Child rights group says it has names of Irish paedophiles
A cross-border children's rights organisation, Focus on Children, said yesterday that it was in possession of the names and addresses of a number of Irish paedophiles currently using the Internet to prey on children.
The organisation claims to know the names and addresses, and in some cases the place of work, of more than 4,000 of paedophiles across Europe.
Paedophiles use the Internet to exchange information on potential child victims and set up child-friendly sites, through which they attempt to lure children into abuse.
Mr Sean Lawless, the director of Focus on Children, said that the setting up of bogus sites to entice children into abusive situations was "extremely worrying". The sites, which appear harmless, encourage children to disclose personal details, which can then be used to locate them.
A report by the organisation, due to be published later this year, suggests that the island of Ireland is second only to the Netherlands for the proportion of Internet users who visit sites containing paedophilia or child pornography.
Focus on Children recently met representatives of the Garda Siochana, the RUC and Europol to pass on information compiled from a year-long research project conducted for the charity by a group of five post-graduate students at a Dublin university who devised software which identifies online paedophiles.
In March, members of the FBI plan to travel to Dublin to receive a briefing from the charity on the research project.
According to Mr Lawless, the research represents the "most thorough" examination ever undertaken on the use of the Internet by paedophiles. Funding for the project was received from the European Commission and from a number of businesses throughout Ireland.
The Minister for Justice, Mr O'Donoghue, is said to be considering the setting up of a special operational unit to police paedophile activity on the Internet. The gardai and the RUC may become jointly involved in the policing of cyberspace. However, a spokesman at the Department of Justice said yesterday that plans were at a preliminary stage and it was unclear what form any co-operation would take.
Mr Lawless is keen to encourage co-operation between the two police forces. "Ireland at the minute is a soft touch for paedophiles. There has not been any co-operation between the two jurisdictions. We think children's rights should be one of the first areas of cross-Border co-operation."
According to the charity, one site designed by an Irish paedophile to entice children into providing personal information is a web page about the film Titanic. The team was lead to investigate an Irish connection, which proved correct. The web page encouraged children to send their details to the star of the film, Leonardo Di Caprio.
The investigation by Focus on Children suggests that between 15,000 and 20,000 paedophiles use the Internet worldwide, but Mr Lawless warned that this was only a fraction of the true number. There are believed to be several hundred paedophiles regularly using the Internet to access child pornography in Ireland, both north and south of the Border.

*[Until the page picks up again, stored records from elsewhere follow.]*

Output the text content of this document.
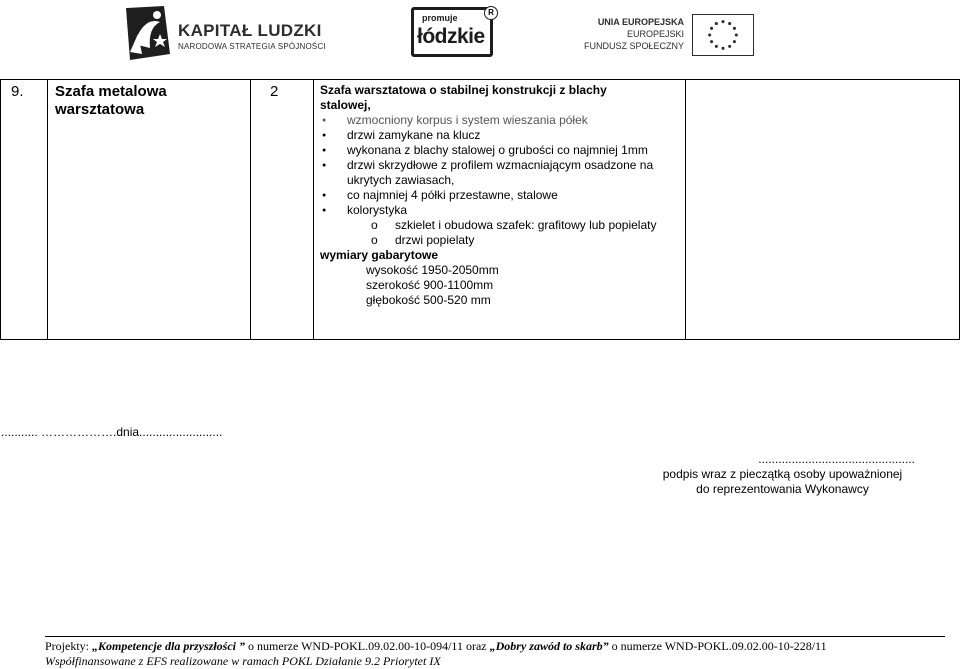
KAPITAŁ LUDZKI
NARODOWA STRATEGIA SPÓJNOŚCI
promuje
łódzkie
R
UNIA EUROPEJSKA
EUROPEJSKI
FUNDUSZ SPOŁECZNY
9. Szafa metalowa warsztatowa
2	Szafa warsztatowa o stabilnej konstrukcji z blachy stalowej,
● wzmocniony korpus i system wieszania półek
● drzwi zamykane na klucz
● wykonana z blachy stalowej o grubości co najmniej 1mm
● drzwi skrzydłowe z profilem wzmacniającym osadzone na ukrytych zawiasach,
● co najmniej 4 półki przestawne, stalowe
● kolorystyka
o szkielet i obudowa szafek: grafitowy lub popielaty
o drzwi popielaty
wymiary gabarytowe
wysokość 1950-2050mm
szerokość 900-1100mm
głębokość 500-520 mm
........... ……………….dnia.........................
...............................................
podpis wraz z pieczątką osoby upoważnionej
do reprezentowania Wykonawcy
Projekty: „Kompetencje dla przyszłości ” o numerze WND-POKL.09.02.00-10-094/11 oraz „Dobry zawód to skarb” o numerze WND-POKL.09.02.00-10-228/11
Współfinansowane z EFS realizowane w ramach POKL Działanie 9.2 Priorytet IX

Investigations by gardai led to the arrest and later charging of a foreign national before Christmas in Dublin city. The man, who is still in custody, was arrested under the 1998 Child Trafficking and Pornography Act, which gives the gardai wide-ranging powers to tackle the problem of Internet paedophilia.
The man was arrested when another man he was staying with became suspicious of his behaviour. A Garda source admitted to being "amazed" at material downloaded from the Internet by the paedophile and subsequently confiscated.
Paedophiles trade pictures of children online. They can also access pornographic literature and stories composed by paedophiles.